Daily Management Review

Better Than Expected Growth In China’s Manufacturing Activity For October, Shows A Private Survey


Despite the general slowdown in China’s economy, the country’s October factory activity had grown at the fastest rate since February of 2017, showed a private survey in the country.
According to a joint press release by Caixin and IHS Markit released on Friday, for the month of October, the value of the Caixin/Markit manufacturing Purchasing Managers’ Index (PMI) was at 51.7 as there was fast paced expansion in both production and new orders along with a “renewed increase in export business.”
For the month of September, the PMI number was expected to come in at 51.0 from 51.4 according to analysts polled by Reuters. Expansion is said to have occurred if the PMI readings are above 50 while contraction is said to have happened of the value is lower than 50.
“Both domestic and foreign demand improved substantially,” said Zhengsheng Zhong, director of macroeconomic analysis at Caixin subsidiary CEBM Group.
“The subindex for new orders stayed in positive territory and rose to the highest level since January 2013. The gauge for new export orders returned to expansionary territory and reached the highest point since February 2018, due likely to the U.S.′ move to exempt more than 400 types of Chinese products from additional tariffs,” Zhong wrote in the press release.

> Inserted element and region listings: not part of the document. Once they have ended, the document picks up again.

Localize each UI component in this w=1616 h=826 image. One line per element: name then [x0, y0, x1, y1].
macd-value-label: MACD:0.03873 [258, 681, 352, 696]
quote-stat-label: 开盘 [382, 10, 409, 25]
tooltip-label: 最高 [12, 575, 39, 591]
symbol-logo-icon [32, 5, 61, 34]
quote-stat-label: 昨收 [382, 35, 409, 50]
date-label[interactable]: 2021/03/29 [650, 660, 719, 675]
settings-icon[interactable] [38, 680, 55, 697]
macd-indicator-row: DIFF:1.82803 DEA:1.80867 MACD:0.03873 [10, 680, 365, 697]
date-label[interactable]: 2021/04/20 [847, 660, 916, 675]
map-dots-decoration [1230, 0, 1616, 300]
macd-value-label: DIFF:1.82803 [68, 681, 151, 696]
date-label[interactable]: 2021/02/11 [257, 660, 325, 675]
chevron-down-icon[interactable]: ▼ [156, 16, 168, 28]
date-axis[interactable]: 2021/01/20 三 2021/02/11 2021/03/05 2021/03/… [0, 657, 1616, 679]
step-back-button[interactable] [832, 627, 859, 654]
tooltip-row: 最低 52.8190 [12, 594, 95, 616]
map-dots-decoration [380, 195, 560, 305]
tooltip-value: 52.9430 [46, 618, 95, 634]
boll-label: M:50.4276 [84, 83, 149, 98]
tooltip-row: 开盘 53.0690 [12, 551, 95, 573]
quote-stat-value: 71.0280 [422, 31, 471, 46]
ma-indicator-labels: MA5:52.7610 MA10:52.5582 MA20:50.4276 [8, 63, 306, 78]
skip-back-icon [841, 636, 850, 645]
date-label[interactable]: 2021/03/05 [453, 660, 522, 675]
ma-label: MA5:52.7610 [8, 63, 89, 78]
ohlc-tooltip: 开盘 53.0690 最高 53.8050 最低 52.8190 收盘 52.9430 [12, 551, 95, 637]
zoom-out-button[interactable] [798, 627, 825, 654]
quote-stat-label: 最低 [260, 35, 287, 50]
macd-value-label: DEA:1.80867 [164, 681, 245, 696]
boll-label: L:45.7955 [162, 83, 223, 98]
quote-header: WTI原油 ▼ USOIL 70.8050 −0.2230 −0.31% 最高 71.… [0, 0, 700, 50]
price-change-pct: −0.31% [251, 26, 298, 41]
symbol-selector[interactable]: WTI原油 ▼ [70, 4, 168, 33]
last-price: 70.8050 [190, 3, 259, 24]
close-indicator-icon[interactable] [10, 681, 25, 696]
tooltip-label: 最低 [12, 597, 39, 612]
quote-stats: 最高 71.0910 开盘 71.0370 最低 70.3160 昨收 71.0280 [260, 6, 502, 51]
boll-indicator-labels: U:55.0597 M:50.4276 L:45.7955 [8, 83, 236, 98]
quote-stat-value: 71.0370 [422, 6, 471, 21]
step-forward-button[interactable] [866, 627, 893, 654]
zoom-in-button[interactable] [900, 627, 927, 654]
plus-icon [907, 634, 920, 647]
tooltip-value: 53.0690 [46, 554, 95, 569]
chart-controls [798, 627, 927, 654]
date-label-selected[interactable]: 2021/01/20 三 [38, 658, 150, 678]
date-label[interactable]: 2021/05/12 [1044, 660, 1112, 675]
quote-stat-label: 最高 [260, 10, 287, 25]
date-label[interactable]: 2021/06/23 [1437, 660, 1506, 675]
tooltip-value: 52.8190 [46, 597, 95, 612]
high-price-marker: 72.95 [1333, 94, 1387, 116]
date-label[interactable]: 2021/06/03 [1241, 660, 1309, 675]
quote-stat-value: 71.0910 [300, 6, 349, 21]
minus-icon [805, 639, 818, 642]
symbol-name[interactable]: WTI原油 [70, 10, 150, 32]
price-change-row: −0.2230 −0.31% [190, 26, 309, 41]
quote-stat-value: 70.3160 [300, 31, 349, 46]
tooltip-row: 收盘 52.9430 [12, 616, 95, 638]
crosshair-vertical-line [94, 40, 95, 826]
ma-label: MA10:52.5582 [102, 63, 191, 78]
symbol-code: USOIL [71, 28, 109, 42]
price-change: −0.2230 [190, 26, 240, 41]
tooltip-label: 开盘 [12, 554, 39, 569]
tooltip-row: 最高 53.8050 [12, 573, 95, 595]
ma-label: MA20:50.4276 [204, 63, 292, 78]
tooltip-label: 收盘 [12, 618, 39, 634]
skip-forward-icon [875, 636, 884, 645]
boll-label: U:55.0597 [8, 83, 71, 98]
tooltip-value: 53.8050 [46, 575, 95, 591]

Zhong however said that “business confidence has been weak” because of a cautionary approach towards replenishing inventories even though the growth in the rate of new orders with companies was the fastest since the trade war with the United States had begun about 15 months ago. There was also a contraction in the labor market.
The official manufacturing data however was in stark contrast to the results of the private survey. According to the official survey that was released on Thursday, there was contraction in the factory activity in China for the sixth straight month for October. 
A large proportion of big businesses and state-owned enterprises are usually polled for the official PMI survey. However a greater mix of small- and medium-sized companies was included in the Caixin indicator.
Julian Evans-Pritchard, senior China economist at Capital Economics, who was skeptical about the data by the private survey, it is difficult to gauge how the Chinese economy performed at the start of fourth quarter in China because of the differences in the results of the official and private surveys.
“Historically, the Caixin index has been the more reliable guide to cyclical fluctuations in China’s economy ... On balance, it therefore seems most likely that growth continued to pick up last month,” Evans-Pritchard wrote in a note on Friday. “That said, we doubt that activity will be as strong as the Caixin index implies. One reason to be skeptical is that industrial metal prices have only seen very modest gains recently,” he added.
The manner in which businesses view the operating environment is reflected by the PMI. It also fives an initial glimpse into the state of an economy because those are typically among the first major economic indicators that are made public every month.